From eaf725ac577c587f28a5edcfc35080bba1680a69 Mon Sep 17 00:00:00 2001
From: Hamish Friedlander <hafriedlander@gmail.com>
Date: Fri, 30 Dec 2022 21:09:30 +1300
Subject: [PATCH] Make safetensors properly optional, and support storing
 textural inversion embeddings (#101)

---
 lora_diffusion/cli_pt_to_safetensors.py |  85 ++++++++++++++
 lora_diffusion/lora.py                  | 146 +++++++++++++++++++-----
 lora_diffusion/safe_open.py             |  68 +++++++++++
 train_lora_dreambooth.py                |  54 ++++++---
 train_lora_w_ti.py                      |  52 +++++++--
 5 files changed, 352 insertions(+), 53 deletions(-)

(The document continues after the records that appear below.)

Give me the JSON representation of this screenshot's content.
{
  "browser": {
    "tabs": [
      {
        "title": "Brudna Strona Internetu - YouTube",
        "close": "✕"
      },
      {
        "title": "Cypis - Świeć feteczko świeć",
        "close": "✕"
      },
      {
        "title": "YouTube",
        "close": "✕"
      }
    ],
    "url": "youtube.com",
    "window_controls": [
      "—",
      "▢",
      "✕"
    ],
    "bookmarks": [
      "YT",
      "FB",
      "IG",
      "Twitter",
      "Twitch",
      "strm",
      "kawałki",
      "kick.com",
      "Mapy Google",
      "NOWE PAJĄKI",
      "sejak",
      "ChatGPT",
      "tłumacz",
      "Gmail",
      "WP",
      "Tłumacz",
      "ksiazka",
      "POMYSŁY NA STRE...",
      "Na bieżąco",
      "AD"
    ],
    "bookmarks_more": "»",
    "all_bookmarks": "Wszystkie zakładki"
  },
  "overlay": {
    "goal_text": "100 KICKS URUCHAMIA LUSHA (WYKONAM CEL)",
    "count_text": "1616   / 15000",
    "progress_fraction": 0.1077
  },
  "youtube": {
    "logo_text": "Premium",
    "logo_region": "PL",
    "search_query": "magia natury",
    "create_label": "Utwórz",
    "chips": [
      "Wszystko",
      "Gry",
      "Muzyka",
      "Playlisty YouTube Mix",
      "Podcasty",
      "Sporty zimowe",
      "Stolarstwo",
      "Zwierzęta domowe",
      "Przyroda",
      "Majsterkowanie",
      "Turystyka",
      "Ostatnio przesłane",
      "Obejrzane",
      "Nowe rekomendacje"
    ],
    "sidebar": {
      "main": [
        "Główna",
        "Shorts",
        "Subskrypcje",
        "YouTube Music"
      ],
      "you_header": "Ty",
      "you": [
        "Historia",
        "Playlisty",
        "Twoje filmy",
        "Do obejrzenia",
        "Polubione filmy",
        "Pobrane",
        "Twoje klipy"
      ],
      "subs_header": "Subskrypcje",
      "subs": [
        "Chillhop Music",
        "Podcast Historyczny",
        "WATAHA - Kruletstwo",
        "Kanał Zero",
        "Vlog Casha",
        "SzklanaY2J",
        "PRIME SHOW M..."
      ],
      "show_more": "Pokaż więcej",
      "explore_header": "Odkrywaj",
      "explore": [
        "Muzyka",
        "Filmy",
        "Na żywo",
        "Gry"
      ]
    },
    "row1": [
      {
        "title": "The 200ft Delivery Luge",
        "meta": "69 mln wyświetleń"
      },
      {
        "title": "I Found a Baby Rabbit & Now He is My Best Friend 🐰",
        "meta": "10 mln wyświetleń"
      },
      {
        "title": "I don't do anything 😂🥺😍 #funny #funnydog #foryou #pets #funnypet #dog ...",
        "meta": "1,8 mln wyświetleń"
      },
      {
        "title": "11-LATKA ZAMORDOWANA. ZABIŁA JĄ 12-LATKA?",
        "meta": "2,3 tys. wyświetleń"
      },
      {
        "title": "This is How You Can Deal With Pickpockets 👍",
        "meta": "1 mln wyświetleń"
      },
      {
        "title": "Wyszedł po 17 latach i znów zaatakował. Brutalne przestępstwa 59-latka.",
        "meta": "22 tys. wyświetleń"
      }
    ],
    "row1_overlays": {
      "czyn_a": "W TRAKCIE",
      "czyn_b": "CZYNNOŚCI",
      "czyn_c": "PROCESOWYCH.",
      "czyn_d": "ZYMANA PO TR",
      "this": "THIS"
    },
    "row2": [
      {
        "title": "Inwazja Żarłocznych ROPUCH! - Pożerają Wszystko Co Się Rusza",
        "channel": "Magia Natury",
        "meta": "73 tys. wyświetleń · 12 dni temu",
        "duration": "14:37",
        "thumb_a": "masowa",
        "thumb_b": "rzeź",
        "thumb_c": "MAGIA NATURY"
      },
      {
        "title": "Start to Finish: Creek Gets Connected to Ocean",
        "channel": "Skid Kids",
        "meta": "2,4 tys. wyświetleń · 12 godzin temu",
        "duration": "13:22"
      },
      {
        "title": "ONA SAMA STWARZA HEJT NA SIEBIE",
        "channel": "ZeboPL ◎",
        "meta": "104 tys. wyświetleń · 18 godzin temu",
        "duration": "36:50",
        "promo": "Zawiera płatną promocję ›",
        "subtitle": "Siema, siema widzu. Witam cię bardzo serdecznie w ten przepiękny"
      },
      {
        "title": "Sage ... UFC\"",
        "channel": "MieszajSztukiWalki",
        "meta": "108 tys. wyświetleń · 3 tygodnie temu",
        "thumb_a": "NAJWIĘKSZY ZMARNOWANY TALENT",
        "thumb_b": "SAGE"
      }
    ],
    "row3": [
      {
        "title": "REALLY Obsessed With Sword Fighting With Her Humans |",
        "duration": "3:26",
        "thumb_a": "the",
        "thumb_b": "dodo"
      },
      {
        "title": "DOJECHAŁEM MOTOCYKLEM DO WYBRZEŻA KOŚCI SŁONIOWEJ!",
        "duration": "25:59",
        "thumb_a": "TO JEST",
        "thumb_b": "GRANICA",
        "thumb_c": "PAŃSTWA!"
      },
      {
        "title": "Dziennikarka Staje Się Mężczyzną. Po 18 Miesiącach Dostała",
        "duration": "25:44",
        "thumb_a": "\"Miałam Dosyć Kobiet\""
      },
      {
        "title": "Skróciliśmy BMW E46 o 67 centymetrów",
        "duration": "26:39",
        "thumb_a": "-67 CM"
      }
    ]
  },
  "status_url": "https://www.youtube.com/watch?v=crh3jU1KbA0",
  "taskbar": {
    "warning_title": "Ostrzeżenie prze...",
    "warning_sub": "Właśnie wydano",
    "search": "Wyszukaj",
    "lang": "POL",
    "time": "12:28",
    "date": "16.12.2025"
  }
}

 create mode 100644 lora_diffusion/cli_pt_to_safetensors.py
 create mode 100644 lora_diffusion/safe_open.py

diff --git a/lora_diffusion/cli_pt_to_safetensors.py b/lora_diffusion/cli_pt_to_safetensors.py
new file mode 100644
index 0000000..e9047b5
--- /dev/null
+++ b/lora_diffusion/cli_pt_to_safetensors.py
@@ -0,0 +1,85 @@
+import os
+
+import fire
+import torch
+from lora_diffusion import (
+    DEFAULT_TARGET_REPLACE,
+    TEXT_ENCODER_DEFAULT_TARGET_REPLACE,
+    UNET_DEFAULT_TARGET_REPLACE,
+    convert_loras_to_safeloras_with_embeds,
+    safetensors_available,
+)
+
+_target_by_name = {
+    "unet": UNET_DEFAULT_TARGET_REPLACE,
+    "text_encoder": TEXT_ENCODER_DEFAULT_TARGET_REPLACE,
+}
+
+
+def convert(*paths, outpath, overwrite=False, **settings):
+    """
+    Converts one or more pytorch Lora and/or Textual Embedding pytorch files
+    into a safetensor file.
+
+    Pass all the input paths as arguments. Whether they are Textual Embedding
+    or Lora models will be auto-detected.
+
+    For Lora models, their name will be taken from the path, i.e.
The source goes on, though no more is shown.